Se podría pensar que el mundo parió un ser extraño y ahora tiene que ver cómo se recupera. Se enfrenta a una situación desconocida, en cuarentena, con el organismo descuajeringado, y debe aprender a convivir con eso. Hacer el duelo por lo que fue y ya no será.
El mundo está intentando adaptarse a las necesidades del momento y tiene una cita con su lado más oscuro. Según cómo lo transite, puede ser un proceso revelador, pero tendrá que ser valiente, sincero, y entregarse al caos dando lo mejor de sí.

 

Hace un tiempo inauguré un grupo de WhatsApp conmigo misma, donde anoto o grabo cosas que no me quiero olvidar. Desde reflexiones existenciales hasta la lista del supermercado.
En estos días de virtualidad extrema, Miranda, mi hija, descubrió esa guarida casi invisible y, lejos de interesarse por mis automensajes, aprovecha el espacio y me deja los suyos. Es tan tierno como deprimente, porque vivimos en el mismo departamento y estamos adentro las 24 horas, los siete días de la semana.
Desde que trabajo de forma remota, uso mucho WhatsApp Web, y me ha pasado de recibir en la computadora mensajes de parte de “Yo”, grabados con mi teléfono en algún rincón de la casa, generalmente a escondidas.

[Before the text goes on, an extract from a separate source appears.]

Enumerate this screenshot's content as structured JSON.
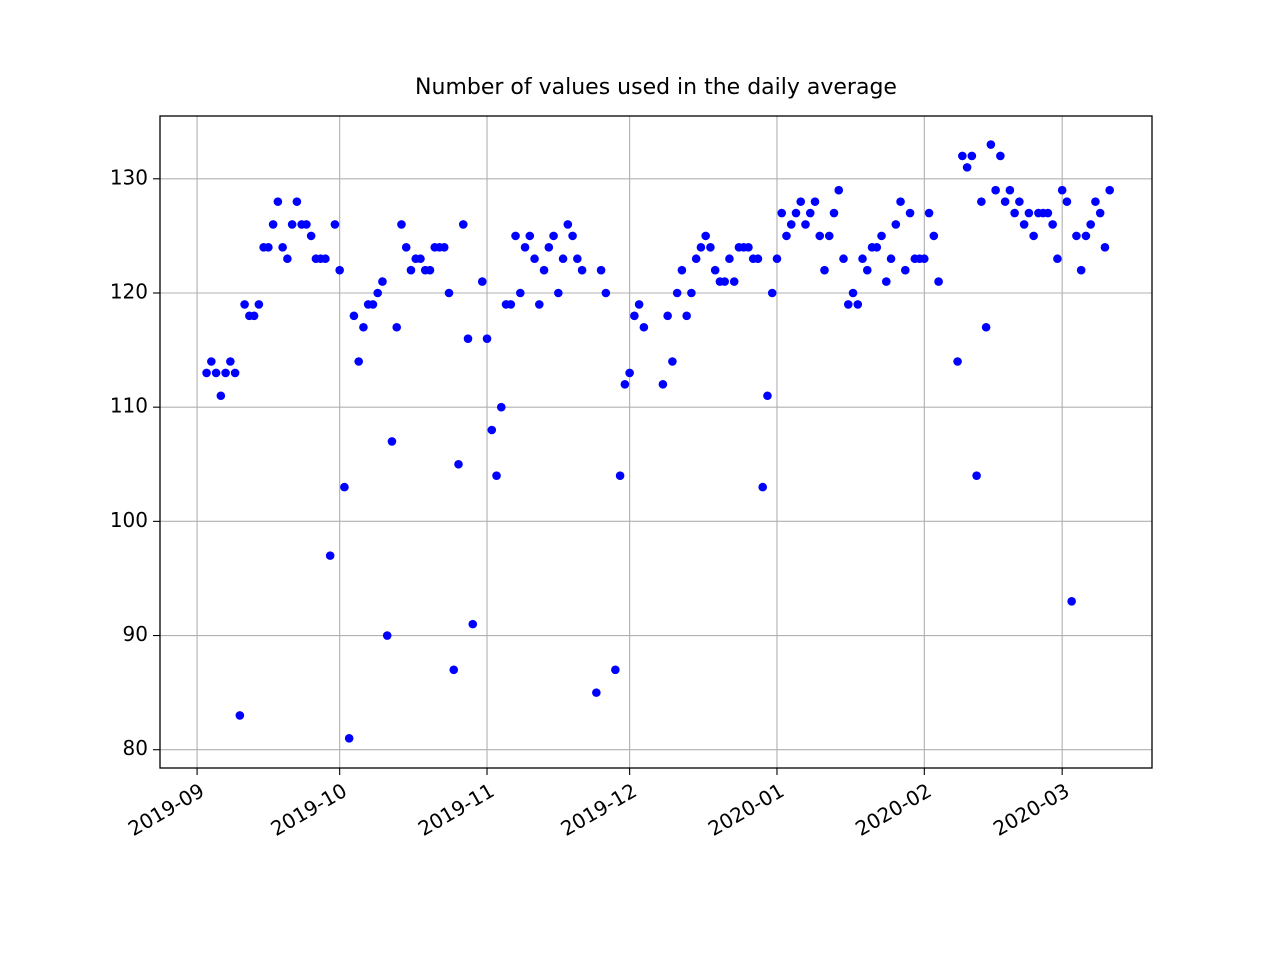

Ella sabe que yo estoy, pero estoy ocupada. Qué mejor solución entonces, que mandarme chistes o palabras cariñosas cuando no estoy disponible. Me asombran sus recursos para encontrarme. Me causan gracia, pero también me ponen triste. Algunas veces le respondo y sigo con lo que estaba haciendo, y otras dejo todo, y voy corriendo a abrazarla como si no hubiera un mañana.

 

Creo que ya entendí por qué los temas laborales me están irritando más de lo habitual: esa demanda es la que me arranca violentamente del mundo de fantasía que construyo a diario para sobrevivir. Me pincha el globo. Me baja a tierra. Me entierra.
Años de terapia para tratar de no evadirme y, al final, la facilidad que tengo para habitar otros planetas, diseñados con el pensamiento, me está salvando durante el encierro. Hay recursos que no se valoran hasta que se necesitan, ¡quién lo hubiera dicho!

 

Con Miranda salimos al balcón a estirar los ojos. Elegimos algunos puntos lejanos y otros que estén bien cerca, y armamos un circuito de entrenamiento visual que repetimos hasta quedar bizcas. También hacemos burbujas con un shampoo sin lágrimas, y las vemos pasear entre los árboles de la cuadra. Nos da mucha risa y un poco de envidia.
Es bastante reciente mi vida en las redes sociales. Antes le tenía idea, prejuicios varios.
Con el tiempo entendí que se puede hacer un buen uso, y que quedarse afuera de los nuevos lenguajes no es una opción para mí. Pero ahora que la informática no es materia optativa, siento que me falta el aire. Si estoy muy conectada, la claustrofobia se agudiza. Miro sin ver ese “afuera” que no existe y que me bombardea con imágenes coloridas y palabras veloces. El cuerpo ya no está involucrado en la acción, entonces no genero ninguna vivencia recordable, y me alimento a base de ruido mental.
Me sobrevuela una falsa noción de quietud, pero lo que hago es correr en el lugar con la sensación de no llegar a nada, de estar en falta con todo(s). Quedo agotada.
Cuando hago videollamadas con familia o amigos suelo angustiarme. En el transcurso la paso bien, pero después me visita la vacuidad de la “Historia sin fin” y arrasa sin compasión.

 

Escuché gritos en la calle y corrí al balcón con el corazón a mil por hora. Eran unos vecinos riendo a carcajadas en la terraza de su casa. Mi sistema de alarmas está desconfigurado, no traigo de fábrica el programa que se activa ante una situación como esta. Pensé que pasaba algo grave. Poder reírse en este momento es revolucionario. A veces me pasa, pero enseguida me da culpa.

 

Jugar se parece a meditar. Cuando me entrego, no pienso en casi nada. La mente descansa. Puedo hablar idiomas inventados, ser otras personas, darme nuevos permisos. Prestar atención, calibrar la escucha, observar como si fuera la primera vez.

 

¿Es necesario que haya una pandemia para que yo descubra que madrugar puede estar bueno? Siempre creí ser del club de los búhos, y ahora me vengo a enterar que no soy más que una alondra atormentada. Lo que en realidad padecía era despertarme para tener que salir corriendo. Al colegio, al trabajo, adonde fuera. Siempre llegando tarde a lugares, siempre estresada. Toda la vida pensé que las mañanas no eran para mí, y elaboré teorías al respecto. Monté una obra para defender esa premisa, para convencerme de algo, y ahora se me cayó la careta. ¿Tan afuera de mí puedo estar, como para ser mi propia espectadora? Me pregunto de cuántas otras falsas ideas estoy compuesta.

 

Me extraño. Hace dos meses que no tengo un rato a solas conmigo, y sé que cuando me reencuentre ya no seré la misma. Bah, eso espero.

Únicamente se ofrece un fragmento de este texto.